ABSTRACT

Sociologists tend to divide people’s lives into ‘work’ (paid employment), ‘leisure’ (the time when people choose what they want to do) and ‘obligation time’ (periods of sleep, eating and other necessary activities). Feminists have pointed out that this model reflects a male view of the world and does not necessarily fit the experiences of the majority of women. This is partly because unremunerated domestic labour is not recognised as work – it is ‘hidden’ labour – and partly because many women participate in few leisure activities outside of the home. This is because, as we noted in Chapter 6, women and girls have the major responsibility for domestic labour. Whilst men do more paid work than women, they also have more leisure time. It is not only the organisation of work that is gendered but also the cultural values with which paid work and domestic labour are associated; paid work and the workplace are largely seen as men’s domain, the household as women’s.
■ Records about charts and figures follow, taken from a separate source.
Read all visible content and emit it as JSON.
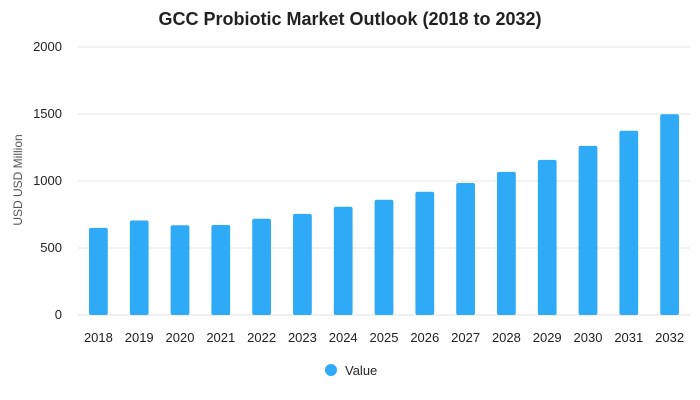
{
  "chart_data": {
    "type": "bar",
    "title": "GCC Probiotic Market Outlook (2018 to 2032)",
    "xlabel": "",
    "ylabel": "USD USD Million",
    "ylim": [
      0,
      2000
    ],
    "yticks": [
      "0",
      "500",
      "1000",
      "1500",
      "2000"
    ],
    "categories": [
      "2018",
      "2019",
      "2020",
      "2021",
      "2022",
      "2023",
      "2024",
      "2025",
      "2026",
      "2027",
      "2028",
      "2029",
      "2030",
      "2031",
      "2032"
    ],
    "series": [
      {
        "name": "Value",
        "values": [
          650,
          705,
          670,
          672,
          718,
          755,
          808,
          860,
          920,
          985,
          1068,
          1158,
          1262,
          1375,
          1498
        ]
      }
    ],
    "grid": true,
    "legend_position": "bottom-center",
    "colors": {
      "bar": "#2eaaf7",
      "grid": "#e6e6e6"
    }
  }
}
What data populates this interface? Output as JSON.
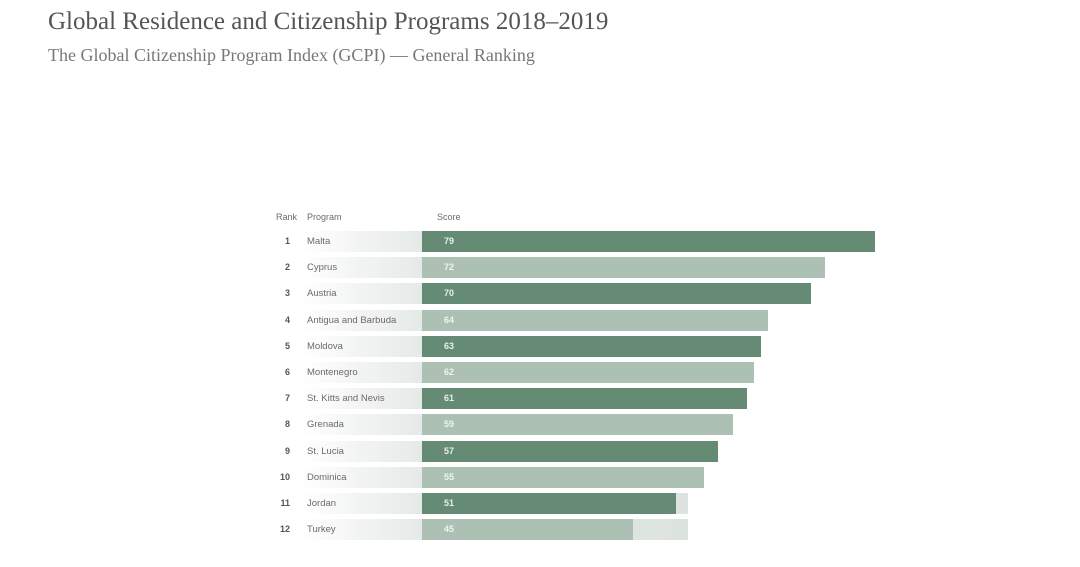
{
  "chart_data": {
    "type": "bar",
    "orientation": "horizontal",
    "title": "Global Residence and Citizenship Programs 2018–2019",
    "subtitle": "The Global Citizenship Program Index (GCPI) — General Ranking",
    "columns": {
      "rank": "Rank",
      "program": "Program",
      "score": "Score"
    },
    "ranks": [
      "1",
      "2",
      "3",
      "4",
      "5",
      "6",
      "7",
      "8",
      "9",
      "10",
      "11",
      "12"
    ],
    "categories": [
      "Malta",
      "Cyprus",
      "Austria",
      "Antigua and Barbuda",
      "Moldova",
      "Montenegro",
      "St. Kitts and Nevis",
      "Grenada",
      "St. Lucia",
      "Dominica",
      "Jordan",
      "Turkey"
    ],
    "values": [
      79,
      72,
      70,
      64,
      63,
      62,
      61,
      59,
      57,
      55,
      51,
      45
    ],
    "colors": {
      "dark": "#668b74",
      "light": "#adc0b4"
    },
    "xlabel": "",
    "ylabel": "",
    "grid": false,
    "legend": "none"
  }
}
Rosemary Pringle sums up some of these issues when she points out that,

Though home and private life may be romanticized, they are generally held to represent the ‘feminine’ world of the personal and the emotional, the concrete and the particular, of the domestic and the sexual. The public world of work sets itself up as the opposite of all these things: it is rational, abstract, ordered, concerned with general principles, and of course, masculine. . . . For men, home and work are both opposite and complementary. . . . [For women] home is not a respite from work but another workplace. For some women work is actually a respite from home!